Das VG Neustadt hat die Klagen abgewiesen. Das Gericht ist der Ansicht, dass es auf der B 9 infolge der Einführung der Mautpflicht auf den Bundesautobahnen mit Beginn des Jahres 2005 zwar zu einer wesentlichen Zunahme des Schwerlastverkehrs gekommen ist. Die StVO verlange aber darüber hinaus "erhebliche Auswirkungen" der veränderten Verkehrsverhältnisse auf die Sicherheit des Straßenverkehrs. Solche seien nicht zu erkennen, da in der Fahrtrichtung nach Süden die Anzahl der Unfälle nach Einführung der Mautpflicht trotz Zunahme des Schwerlastverkehrs sogar gesunken ist und die Unfallkostendichte unter den Durchschnittswerten liegt.

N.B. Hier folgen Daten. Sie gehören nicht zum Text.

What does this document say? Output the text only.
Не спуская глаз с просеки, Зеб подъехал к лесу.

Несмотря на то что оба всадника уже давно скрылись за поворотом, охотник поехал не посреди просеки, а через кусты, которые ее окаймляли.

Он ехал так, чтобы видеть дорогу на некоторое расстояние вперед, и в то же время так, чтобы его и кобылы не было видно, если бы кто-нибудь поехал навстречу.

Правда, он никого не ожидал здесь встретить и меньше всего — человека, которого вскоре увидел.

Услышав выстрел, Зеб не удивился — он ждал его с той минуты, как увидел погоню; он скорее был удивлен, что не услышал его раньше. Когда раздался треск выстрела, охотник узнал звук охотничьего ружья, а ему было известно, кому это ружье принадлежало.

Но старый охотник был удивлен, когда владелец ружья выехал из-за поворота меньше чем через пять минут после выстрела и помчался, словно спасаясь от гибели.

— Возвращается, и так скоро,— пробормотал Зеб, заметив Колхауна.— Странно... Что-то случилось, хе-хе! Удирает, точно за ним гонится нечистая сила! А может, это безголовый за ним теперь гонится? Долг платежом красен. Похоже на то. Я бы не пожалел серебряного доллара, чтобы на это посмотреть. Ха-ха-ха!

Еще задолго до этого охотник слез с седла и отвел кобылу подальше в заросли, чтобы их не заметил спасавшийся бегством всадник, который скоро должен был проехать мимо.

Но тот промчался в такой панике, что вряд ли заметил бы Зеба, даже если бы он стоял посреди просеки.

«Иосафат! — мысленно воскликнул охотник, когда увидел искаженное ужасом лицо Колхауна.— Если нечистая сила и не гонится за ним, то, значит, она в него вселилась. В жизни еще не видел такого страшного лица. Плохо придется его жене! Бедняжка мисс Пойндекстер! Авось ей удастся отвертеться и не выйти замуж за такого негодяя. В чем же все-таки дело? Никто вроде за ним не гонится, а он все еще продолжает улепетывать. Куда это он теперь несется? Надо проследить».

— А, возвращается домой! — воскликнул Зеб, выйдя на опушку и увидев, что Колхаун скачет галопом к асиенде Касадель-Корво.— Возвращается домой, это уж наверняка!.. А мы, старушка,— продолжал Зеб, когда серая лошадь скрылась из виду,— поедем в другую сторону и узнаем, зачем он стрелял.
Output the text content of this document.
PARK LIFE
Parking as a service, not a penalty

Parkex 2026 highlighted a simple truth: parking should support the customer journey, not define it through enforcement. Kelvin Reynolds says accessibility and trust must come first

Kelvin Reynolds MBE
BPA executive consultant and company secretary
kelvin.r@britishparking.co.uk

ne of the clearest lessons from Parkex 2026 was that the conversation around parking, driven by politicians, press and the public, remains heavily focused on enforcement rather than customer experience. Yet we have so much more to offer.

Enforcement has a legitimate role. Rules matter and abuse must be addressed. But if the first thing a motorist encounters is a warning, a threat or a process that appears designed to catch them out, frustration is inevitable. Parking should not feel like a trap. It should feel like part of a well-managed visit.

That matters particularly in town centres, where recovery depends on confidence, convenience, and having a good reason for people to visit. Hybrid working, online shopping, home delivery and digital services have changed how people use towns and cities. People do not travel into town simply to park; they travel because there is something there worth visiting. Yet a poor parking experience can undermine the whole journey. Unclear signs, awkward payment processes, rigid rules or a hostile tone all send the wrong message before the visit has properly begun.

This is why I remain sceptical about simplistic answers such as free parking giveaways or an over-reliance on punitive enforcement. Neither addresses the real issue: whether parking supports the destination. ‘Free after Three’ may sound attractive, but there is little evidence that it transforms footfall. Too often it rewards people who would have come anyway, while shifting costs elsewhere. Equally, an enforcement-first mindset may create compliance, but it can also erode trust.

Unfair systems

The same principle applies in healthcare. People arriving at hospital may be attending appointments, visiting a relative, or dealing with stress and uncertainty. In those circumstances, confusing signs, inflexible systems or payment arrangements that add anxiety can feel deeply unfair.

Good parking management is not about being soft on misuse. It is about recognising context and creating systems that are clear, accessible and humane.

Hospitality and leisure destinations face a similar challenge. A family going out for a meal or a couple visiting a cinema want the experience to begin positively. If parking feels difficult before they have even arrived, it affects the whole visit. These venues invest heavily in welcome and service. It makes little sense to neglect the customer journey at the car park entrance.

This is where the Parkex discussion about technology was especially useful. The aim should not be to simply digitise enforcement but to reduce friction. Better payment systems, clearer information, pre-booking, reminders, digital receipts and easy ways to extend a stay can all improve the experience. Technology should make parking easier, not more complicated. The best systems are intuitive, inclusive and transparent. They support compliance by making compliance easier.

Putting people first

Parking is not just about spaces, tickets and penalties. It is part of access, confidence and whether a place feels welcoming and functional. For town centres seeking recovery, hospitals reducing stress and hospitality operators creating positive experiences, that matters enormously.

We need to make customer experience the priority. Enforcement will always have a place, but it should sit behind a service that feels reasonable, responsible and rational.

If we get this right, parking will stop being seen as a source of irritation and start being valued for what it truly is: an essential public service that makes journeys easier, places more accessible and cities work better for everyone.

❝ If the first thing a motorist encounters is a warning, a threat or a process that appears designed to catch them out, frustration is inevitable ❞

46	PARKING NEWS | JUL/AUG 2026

Zudem komme den Behörden, d.h. hier den Rechtsausschüssen, bei der Entscheidung über eine Geschwindigkeitsbeschränkung nach dem Gesetz ein so genannter Ermessensspielraum zu, welchen das Gericht nur eingeschränkt überprüfen kann. Dieser Ermessensspielraum wäre vorliegend nur dann überschritten worden, wenn die nunmehr wieder geltende Beschränkung auf 100 km/h in Kombination mit dem Überholverbot für Lkw völlig unzureichend und die Reduktion auf 80 km/h zwingend geboten ist. Für eine solche Zuspitzung der Verkehrssituation lägen jedoch keine tatsächlichen Anhaltspunkte vor.